Philippines urged to enact reforms on bank secrecy, money laundering
MANILA, Philippines - Remittance senders could face higher costs and the country could again be proclaimed a tax haven come 2018, if the Philippines fails to enact reforms on bank secrecy and money laundering laws necessary to pass two international evaluations.
The Global Forum on Transparency and Exchange of Information is currently conducting a pilot program on the Philippines to prepare the country’s compliance to the automatic exchange of information (AEOI) tax standard, Bureau of Internal Revenue (BIR) Commissioner Kim Jacinto-Henares said.
The AEOI, according to the Forum’s website, mandates the automatic sharing of tax information between the BIR and its global counterparts.
The standard is “very similar” to the one used by the US’s Foreign Account Tax Compliance Act (FATCA) which the Philip- pines currently implements.
“There will be two reviews that will happen in 2018. FAT- CA and the Forum. If we fail the Forum’s evaluation particularly, we will get thrown back to the grey list,” Henares told The STAR in a phone interview.

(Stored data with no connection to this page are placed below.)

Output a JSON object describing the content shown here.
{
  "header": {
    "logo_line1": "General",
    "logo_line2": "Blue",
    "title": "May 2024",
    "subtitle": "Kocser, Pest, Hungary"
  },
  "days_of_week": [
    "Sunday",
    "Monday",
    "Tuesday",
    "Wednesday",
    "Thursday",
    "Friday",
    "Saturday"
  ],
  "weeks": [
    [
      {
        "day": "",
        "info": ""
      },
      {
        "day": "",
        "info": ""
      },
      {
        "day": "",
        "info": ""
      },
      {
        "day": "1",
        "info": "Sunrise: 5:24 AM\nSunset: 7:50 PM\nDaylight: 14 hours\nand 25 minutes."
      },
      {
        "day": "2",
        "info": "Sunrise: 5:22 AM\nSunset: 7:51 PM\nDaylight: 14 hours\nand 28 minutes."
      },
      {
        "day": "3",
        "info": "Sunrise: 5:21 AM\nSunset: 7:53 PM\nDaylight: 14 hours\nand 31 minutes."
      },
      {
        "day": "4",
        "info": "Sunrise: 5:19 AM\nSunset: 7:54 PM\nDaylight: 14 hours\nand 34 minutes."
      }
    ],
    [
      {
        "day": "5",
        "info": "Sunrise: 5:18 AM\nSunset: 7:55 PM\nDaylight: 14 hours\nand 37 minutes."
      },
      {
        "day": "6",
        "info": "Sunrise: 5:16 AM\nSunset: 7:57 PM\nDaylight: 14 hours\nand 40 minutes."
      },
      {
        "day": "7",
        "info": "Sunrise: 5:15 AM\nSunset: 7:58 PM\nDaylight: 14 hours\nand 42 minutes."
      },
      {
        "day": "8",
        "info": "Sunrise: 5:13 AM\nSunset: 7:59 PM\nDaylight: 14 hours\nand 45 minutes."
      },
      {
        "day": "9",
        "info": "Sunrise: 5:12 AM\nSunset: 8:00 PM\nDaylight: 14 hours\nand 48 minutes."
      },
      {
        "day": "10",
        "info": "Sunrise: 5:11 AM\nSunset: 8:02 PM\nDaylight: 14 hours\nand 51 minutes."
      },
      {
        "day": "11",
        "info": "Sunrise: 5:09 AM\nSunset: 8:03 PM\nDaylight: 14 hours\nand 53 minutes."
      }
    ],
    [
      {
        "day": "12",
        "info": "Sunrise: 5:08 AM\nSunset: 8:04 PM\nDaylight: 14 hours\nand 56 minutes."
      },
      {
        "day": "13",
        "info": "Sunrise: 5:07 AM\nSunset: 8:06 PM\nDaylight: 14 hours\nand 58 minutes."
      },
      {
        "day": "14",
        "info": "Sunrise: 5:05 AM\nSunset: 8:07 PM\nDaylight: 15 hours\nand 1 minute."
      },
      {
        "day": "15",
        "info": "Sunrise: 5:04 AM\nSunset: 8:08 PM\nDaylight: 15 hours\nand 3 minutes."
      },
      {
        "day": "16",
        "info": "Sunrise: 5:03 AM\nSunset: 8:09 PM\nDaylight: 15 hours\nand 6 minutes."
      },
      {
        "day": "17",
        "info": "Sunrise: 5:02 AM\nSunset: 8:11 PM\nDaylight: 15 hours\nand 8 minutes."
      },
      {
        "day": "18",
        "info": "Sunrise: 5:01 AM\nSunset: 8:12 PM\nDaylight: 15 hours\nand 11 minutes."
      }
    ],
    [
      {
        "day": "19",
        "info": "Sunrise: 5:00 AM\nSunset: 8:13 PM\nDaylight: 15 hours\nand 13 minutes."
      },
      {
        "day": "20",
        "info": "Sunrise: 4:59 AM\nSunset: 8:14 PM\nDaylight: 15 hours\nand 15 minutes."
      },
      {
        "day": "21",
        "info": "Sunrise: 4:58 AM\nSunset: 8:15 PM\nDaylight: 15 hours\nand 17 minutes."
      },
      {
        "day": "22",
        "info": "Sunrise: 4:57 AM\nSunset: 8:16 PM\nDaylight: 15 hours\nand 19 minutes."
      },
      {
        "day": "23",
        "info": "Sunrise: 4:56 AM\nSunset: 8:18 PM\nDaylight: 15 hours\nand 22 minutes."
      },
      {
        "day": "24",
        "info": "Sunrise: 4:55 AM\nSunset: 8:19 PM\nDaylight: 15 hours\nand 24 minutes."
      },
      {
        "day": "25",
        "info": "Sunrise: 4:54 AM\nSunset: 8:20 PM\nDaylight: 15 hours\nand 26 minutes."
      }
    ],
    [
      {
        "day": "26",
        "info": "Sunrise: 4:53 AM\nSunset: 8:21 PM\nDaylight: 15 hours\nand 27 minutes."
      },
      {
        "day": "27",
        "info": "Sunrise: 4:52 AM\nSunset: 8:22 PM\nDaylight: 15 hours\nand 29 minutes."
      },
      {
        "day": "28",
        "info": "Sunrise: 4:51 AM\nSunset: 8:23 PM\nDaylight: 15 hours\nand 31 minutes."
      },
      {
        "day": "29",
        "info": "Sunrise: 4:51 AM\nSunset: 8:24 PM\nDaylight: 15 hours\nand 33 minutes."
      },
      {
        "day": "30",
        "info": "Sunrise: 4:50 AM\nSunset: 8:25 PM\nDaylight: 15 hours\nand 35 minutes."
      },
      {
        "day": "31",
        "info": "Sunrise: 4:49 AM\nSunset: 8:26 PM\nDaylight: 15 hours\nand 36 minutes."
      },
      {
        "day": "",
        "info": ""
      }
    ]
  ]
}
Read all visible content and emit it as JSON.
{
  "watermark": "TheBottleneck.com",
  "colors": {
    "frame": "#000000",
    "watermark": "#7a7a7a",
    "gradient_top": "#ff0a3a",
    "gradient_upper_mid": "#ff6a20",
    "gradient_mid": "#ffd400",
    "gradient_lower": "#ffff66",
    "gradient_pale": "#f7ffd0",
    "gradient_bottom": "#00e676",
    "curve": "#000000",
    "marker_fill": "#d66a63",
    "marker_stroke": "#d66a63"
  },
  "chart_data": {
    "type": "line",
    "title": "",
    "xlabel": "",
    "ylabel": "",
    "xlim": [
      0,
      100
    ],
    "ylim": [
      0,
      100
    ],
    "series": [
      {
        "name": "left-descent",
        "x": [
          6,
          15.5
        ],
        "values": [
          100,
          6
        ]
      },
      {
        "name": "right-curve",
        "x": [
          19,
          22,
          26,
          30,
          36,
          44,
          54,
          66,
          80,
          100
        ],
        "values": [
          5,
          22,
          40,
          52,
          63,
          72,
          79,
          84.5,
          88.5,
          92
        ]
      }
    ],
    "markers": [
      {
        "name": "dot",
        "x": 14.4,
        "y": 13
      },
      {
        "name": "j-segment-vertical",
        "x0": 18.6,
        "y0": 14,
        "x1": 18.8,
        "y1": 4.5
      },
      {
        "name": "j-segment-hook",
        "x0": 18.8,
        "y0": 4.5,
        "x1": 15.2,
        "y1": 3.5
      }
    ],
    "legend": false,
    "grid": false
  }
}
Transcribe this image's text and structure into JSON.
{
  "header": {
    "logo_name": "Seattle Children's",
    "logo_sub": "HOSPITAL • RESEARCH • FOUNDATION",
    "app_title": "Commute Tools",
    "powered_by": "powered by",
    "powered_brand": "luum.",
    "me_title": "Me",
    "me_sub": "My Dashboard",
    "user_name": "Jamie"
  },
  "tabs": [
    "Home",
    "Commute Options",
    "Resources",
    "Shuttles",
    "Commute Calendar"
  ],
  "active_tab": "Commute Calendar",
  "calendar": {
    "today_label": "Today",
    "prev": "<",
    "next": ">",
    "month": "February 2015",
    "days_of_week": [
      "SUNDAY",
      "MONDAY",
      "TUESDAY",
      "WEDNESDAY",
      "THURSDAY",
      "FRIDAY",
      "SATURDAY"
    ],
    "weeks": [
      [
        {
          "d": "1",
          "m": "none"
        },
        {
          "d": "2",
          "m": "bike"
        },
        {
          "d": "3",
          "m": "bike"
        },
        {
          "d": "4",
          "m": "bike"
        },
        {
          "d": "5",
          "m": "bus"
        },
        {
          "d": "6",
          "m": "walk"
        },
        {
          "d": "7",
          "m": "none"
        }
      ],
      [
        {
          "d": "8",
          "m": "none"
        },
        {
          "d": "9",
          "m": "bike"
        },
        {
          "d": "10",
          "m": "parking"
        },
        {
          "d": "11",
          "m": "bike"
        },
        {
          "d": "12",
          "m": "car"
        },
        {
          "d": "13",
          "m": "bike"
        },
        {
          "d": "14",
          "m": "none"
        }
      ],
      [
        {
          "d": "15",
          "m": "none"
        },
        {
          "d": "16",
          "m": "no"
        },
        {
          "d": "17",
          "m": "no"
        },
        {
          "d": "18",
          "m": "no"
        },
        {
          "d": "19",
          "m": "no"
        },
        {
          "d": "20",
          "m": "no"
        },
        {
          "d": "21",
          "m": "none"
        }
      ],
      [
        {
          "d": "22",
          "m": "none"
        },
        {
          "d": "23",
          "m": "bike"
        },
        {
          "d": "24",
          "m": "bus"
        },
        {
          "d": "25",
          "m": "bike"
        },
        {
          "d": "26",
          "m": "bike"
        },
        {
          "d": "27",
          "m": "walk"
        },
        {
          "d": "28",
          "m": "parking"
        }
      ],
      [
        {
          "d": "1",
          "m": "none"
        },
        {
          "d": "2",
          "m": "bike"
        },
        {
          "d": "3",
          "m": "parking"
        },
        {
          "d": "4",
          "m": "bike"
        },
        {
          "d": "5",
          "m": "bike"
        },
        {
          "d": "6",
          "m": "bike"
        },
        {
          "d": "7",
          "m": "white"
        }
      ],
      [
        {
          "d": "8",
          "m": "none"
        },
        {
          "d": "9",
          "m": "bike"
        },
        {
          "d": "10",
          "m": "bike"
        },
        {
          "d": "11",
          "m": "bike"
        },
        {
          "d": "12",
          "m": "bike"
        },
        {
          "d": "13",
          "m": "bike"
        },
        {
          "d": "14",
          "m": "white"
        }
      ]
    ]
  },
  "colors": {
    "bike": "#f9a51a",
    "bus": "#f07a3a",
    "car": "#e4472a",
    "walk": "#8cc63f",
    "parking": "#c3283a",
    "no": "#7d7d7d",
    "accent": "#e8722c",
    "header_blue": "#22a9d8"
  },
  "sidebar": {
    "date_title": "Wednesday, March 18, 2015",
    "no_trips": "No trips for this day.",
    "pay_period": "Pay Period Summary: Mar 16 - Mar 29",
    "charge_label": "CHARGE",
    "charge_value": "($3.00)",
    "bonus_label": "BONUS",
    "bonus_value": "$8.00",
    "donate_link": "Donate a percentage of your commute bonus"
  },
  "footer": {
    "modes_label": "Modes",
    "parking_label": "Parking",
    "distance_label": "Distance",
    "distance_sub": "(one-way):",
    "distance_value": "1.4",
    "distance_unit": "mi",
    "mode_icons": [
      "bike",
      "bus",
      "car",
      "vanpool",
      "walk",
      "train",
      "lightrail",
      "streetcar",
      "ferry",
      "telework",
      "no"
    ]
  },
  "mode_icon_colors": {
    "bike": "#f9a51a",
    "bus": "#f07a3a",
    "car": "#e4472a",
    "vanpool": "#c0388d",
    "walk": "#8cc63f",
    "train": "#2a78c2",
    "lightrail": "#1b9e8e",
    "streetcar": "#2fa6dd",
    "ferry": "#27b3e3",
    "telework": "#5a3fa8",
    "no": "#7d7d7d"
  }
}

Failure on FATCA’s evaluation, meanwhile, could mean higher costs for Philippine transactions abroad, she explained. According to tax firm Price Waterhouse Coopers, local banks, in particular, could get charged 30-percent with- holding tax on their foreign investments.
This, in turn, could be passed on to depositors in the form of larger transaction costs.
In 2010, the Philippines was upgraded to the “white list” of countries that implement international tax standards following the enactment of Republic Act (RA) 10021 that gave BIR the power to share tax information to other nations by request.
Two peer reviews, which the country passed in 2013, were then conducted by the Organization for Economic Cooperation and Development (OECD) to evaluate compliance. A third one will be undertaken soon.
Henares said the ongoing AEOI pilot program aims to determine how the country can facilitate “automatic” and not only by request tax information sharing with other jurisdictions. Unfortunately, the Bank Secrecy Law seems to be a hurdle.
“You have to recognize that globally, everyone is moving towards transparency. This is something that will happen and we cannot prevent it. Now, it is up to us if we want to be part of it, or be left out,” she explained during last week’s roundtable with The STAR.
“That is why we are pushing for this reform. We are always taking the opportunity to talk about this because we know this will happen, maybe not now, but in the future,” she added.
Asked later on in a text message if the country can be AEOI-compliant without lifting bank secrecy, the BIR chief replied: “Not really.” Enacted in 1955, RA 1405
was put in place after World War II to facilitate the revival of the local banking industry and capital markets by ensuring the privacy of deposits at a time when cash hoarding was rampant.
Efforts to amend the bill have been scuttled by concerns bank information may be used for harassment, but Henares said the administration only wants “access for tax authorities only,” something all countries, but three – Switzerland, Lebanon, and the Philippines – have.
Last week, Sen. Juan Edgardo Angara urged the BIR to submit a draft bill to amend RA No. 1405 so that it could be tackled by Congress.
For his part, Finance Seretary Cesar Purisima said amendments should also be made to the Anti-Money Laundering Act (AMLA) so that tax evasion could be included as a predicate crime. He said this is necessary to ensure continued compliance with FATCA.
The last amendments to AMLA were enacted in 2013 through RA No. 10167 and 10168. The former allowed the examination of bank deposits through a court order, while the latter criminalized terrorist financing activities.
“For AMLA, we are one in only two countries which do not treat tax evasion as a predicate crime, the other one being Lebanon. If this is approved, we will even be able to improve our collection of income taxes,” Purisima explained.